1.The problem statement, all variables and given/known data

$$y=x^{\frac}{1}{2}}- \frac{1}{3}x^{\frac{3}{2}}+\lambda$$

For $0 \leq x \leq 3$
Show that the arc length,s=$2\sqrt{3}$
2. Relevant equations
$$s=\int_{x_1} ^{x_2} \sqrt{1+ (\frac{dy}{dx})^2} dx$$

3. The attempt at a solution

$$\frac{dy}{dx}=\frac{1}{2\sqrt{x}} - \frac{1}{2}x^{\frac{1}{2}}$$

$$(\frac{dy}{dx})^2=\frac{1}{4x}-\frac{1}{2}+\frac{x}{2}$$

$$s=\int_{0} ^{3} \sqrt{\frac{1}{4x}+\frac{x}{2}+\frac{1}{2}} dx$$

and now that integral seems a bit too odd to get the answer $2\sqrt{3}$

2. Mar 13, 2008

### Gib Z

You made a tiny mistake when you squared the derivative, the coefficient of the linear term should be 1/4.

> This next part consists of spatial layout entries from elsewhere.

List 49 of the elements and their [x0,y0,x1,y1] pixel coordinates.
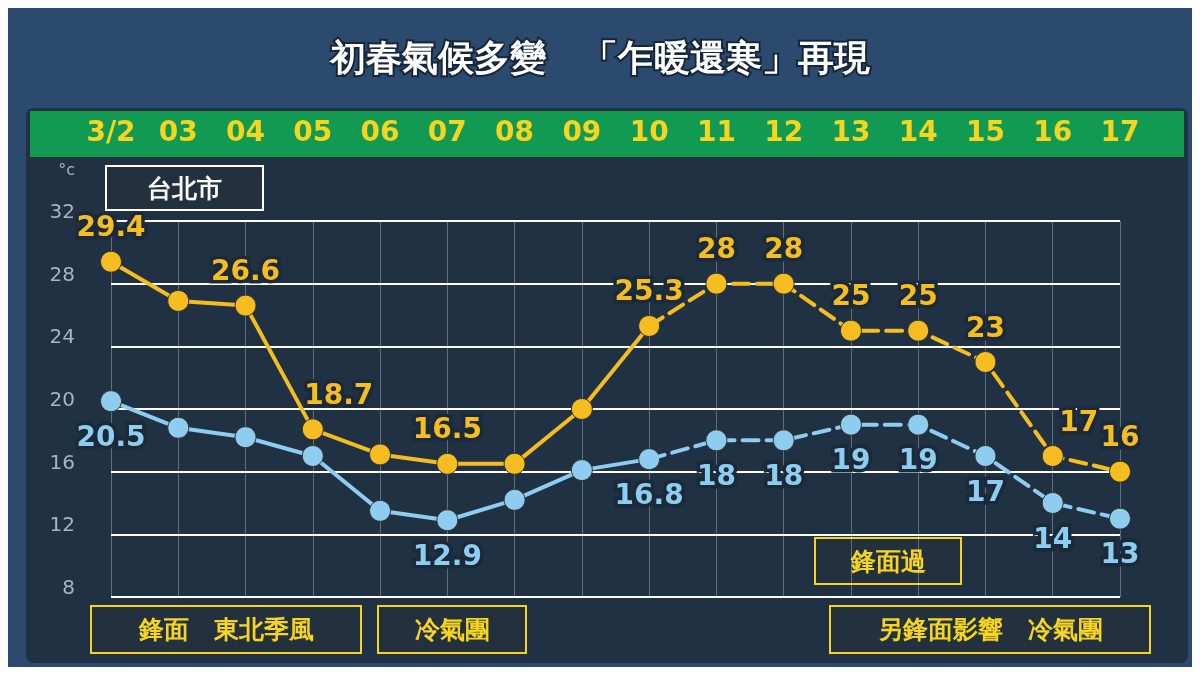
x-tick-label: 14 [898,114,938,148]
data-label: 28 [696,232,736,266]
data-label: 18.7 [304,377,374,411]
data-label: 25 [898,279,938,313]
data-label: 17 [1059,404,1099,438]
x-tick-label: 05 [293,114,333,148]
x-tick-label: 17 [1100,114,1140,148]
data-label: 26.6 [210,254,281,288]
data-label: 16 [1100,420,1140,454]
text: 鋒面 東北季風 [137,615,314,644]
y-tick-label: 8 [62,575,75,599]
x-tick-label: 16 [1033,114,1073,148]
x-tick-label: 06 [360,114,400,148]
y-tick-label: 20 [49,387,75,411]
x-tick-label: 3/2 [86,114,136,148]
x-tick-label: 10 [629,114,669,148]
data-label: 19 [898,443,938,477]
data-label: 16.5 [412,412,482,446]
y-tick-label: 32 [49,199,75,223]
y-tick-label: 12 [49,512,75,537]
x-tick-label: 09 [562,114,602,148]
data-label: 19 [831,443,871,477]
x-tick-label: 15 [965,114,1005,148]
data-label: 25 [831,279,871,313]
x-tick-label: 12 [764,114,804,148]
data-label: 29.4 [76,210,146,244]
data-label: 25.3 [614,274,684,308]
data-label: 12.9 [412,538,482,572]
text: 台北市 [147,173,222,203]
x-tick-label: 03 [158,114,198,148]
y-tick-label: 28 [49,261,75,286]
data-label: 16.8 [614,477,684,511]
data-label: 23 [965,310,1005,344]
chart-title: 初春氣候多變 「乍暖還寒」再現 [329,36,870,78]
x-tick-label: 08 [495,114,535,148]
y-tick-label: 16 [49,449,75,474]
x-tick-label: 13 [831,114,871,148]
y-tick-label: 24 [49,324,75,349]
data-label: 28 [764,232,804,266]
data-label: 13 [1100,537,1140,571]
data-label: 17 [965,474,1005,508]
annotation: 鋒面過 [849,546,926,576]
text: 另鋒面影響 冷氣團 [877,615,1103,644]
data-label: 20.5 [76,419,146,453]
y-axis-title: °c [58,159,75,179]
x-tick-label: 11 [696,114,736,148]
x-tick-label: 07 [427,114,467,148]
x-tick-label: 04 [226,114,266,148]
text: 冷氣團 [414,615,490,644]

You integral, when corrected, then becomes

$$s= \int^3_0 \sqrt{ \frac{1}{4x} + \frac{x}{4} + \frac{1}{2} } dx$$

$$= \frac{1}{2} \int^3_0 2\sqrt{ \frac{1}{4x} + \frac{x}{4} + \frac{1}{2} } dx$$

$$= \frac{1}{2} \int^3_0 \sqrt{x + 2 + \frac{1}{x} } dx$$

I think I've already given out too much =]. Now just ignore that the bottom limit of the integral is x=0, or be rigorous and take limits instead.

3. Mar 13, 2008

### Pere Callahan

It might also be a good idea to think about completing the square ...

4. Mar 13, 2008

### rock.freak667

I was trying to do that but I kept on squaring it wrongly...even though I squared it out like 9 times...Seems I have to keep my eye out for those tiny mistakes...Thanks Gib Z & Pere Callahan!